Мои годы в Царьграде. 1919−1920−1921: Дневник художника | страница 16
– Разорвите верхнюю часть.
Я подчинился. Охранник порта, наблюдавший эту сцену, саркастически улыбнулся.
– Они боялись, чтобы вы не делали эскизов. Когда в Севастополе хозяйничали немцы, они снимали каждый угол крепости, даже сняли дно залива…
14 ноября
Мои задержания и приключения досаждают мне, и я укрываюсь в пустынных кварталах в границах белого города, окружённого тёмными отблесками моря. Сегодня я обнаружил мечеть>20. У входа две татарки сидели на корточках, одна из них была укрыта чадрой лимонно-жёлтого цвета. Для меня этот цвет является эмблемой Востока; в нём всё его очарование. Однако татарский восток слишком мирный. Мне бы хотелось чего-то более грандиозного и более героического. Как это странно! Тишина наших деревень, широта и монотонность наших степей способствовали возникновению у меня, по контрасту, непреодолимой тяги к драматическому колориту, сложным фонам, фантастической и роскошной.
15 ноября
Вчера, в пору перед сном, я случайно нашёл среди номеров «Нивы» альбом старых снимков Царьграда>21. Не спал всю ночь. Растянувшись на полу, крутился из стороны в сторону под солдатским плащом. Строил горячечные планы. Все мечты врывались в мою голову: видеть Св. Софию, мозаики, минареты, завуалированных турчанок, услышать дивные песни, нежную, унылую музыку, жить в фееричной столице, которая столетиями притягивала моих предков. Я чувствую её пульсацию в мельчайших деталях. Вчера молодой художник, мой ученик, сказал, что один из его приятелей поедет в Царьград и, может, привезёт мне краски.

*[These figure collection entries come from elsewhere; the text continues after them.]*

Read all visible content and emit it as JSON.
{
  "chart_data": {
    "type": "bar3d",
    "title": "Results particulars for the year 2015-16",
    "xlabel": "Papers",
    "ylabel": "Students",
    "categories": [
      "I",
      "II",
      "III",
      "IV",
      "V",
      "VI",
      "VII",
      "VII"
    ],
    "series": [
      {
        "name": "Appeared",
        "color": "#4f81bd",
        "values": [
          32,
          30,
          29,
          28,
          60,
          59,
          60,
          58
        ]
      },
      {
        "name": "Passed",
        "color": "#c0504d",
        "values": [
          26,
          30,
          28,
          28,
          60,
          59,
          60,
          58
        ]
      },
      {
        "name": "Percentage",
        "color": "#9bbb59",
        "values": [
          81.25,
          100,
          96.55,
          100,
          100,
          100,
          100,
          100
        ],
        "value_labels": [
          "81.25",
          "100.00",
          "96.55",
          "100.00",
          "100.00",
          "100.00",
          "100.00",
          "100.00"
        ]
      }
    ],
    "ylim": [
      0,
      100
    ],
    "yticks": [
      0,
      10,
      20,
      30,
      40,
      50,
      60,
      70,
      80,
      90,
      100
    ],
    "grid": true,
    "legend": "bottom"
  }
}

Итак, я покинул Москву, одетый только в мой плащ. Картины, краски, холсты, манускрипты, книги, типографские клише – всё добро моё осталось там, до последней кисти и карандаша. Я запер мою дверь на деревянный засов и написал на ней мелом: «Нет оружия, прошу сохранить!»>22 Поехал на станцию в летней одежде. Чудом заскочил в пригородный поезд, позже путешествовал на платформе вагона с красноармейцами, которые прямо со школьной парты шли воевать с Деникиным.
Долго мерещились мне колоссальные афиши, расклеенные на стенах дворца: «Кто едет из Москвы без специального разрешения, того расстрелять». Спас меня только мой плащ. Во время всей дороги ни один большевик не спрашивал меня о бумагах (носа не высовывал на станциях). Теперь голый, как дитя, что только родилось. Был профессором искусств в «Государственных мастерских», членом Комиссии музеев и, в конце концов, имел свою «жилу»…>23
Жгучая жажда бродяжничества и путешествий перевернула всю мою жизнь.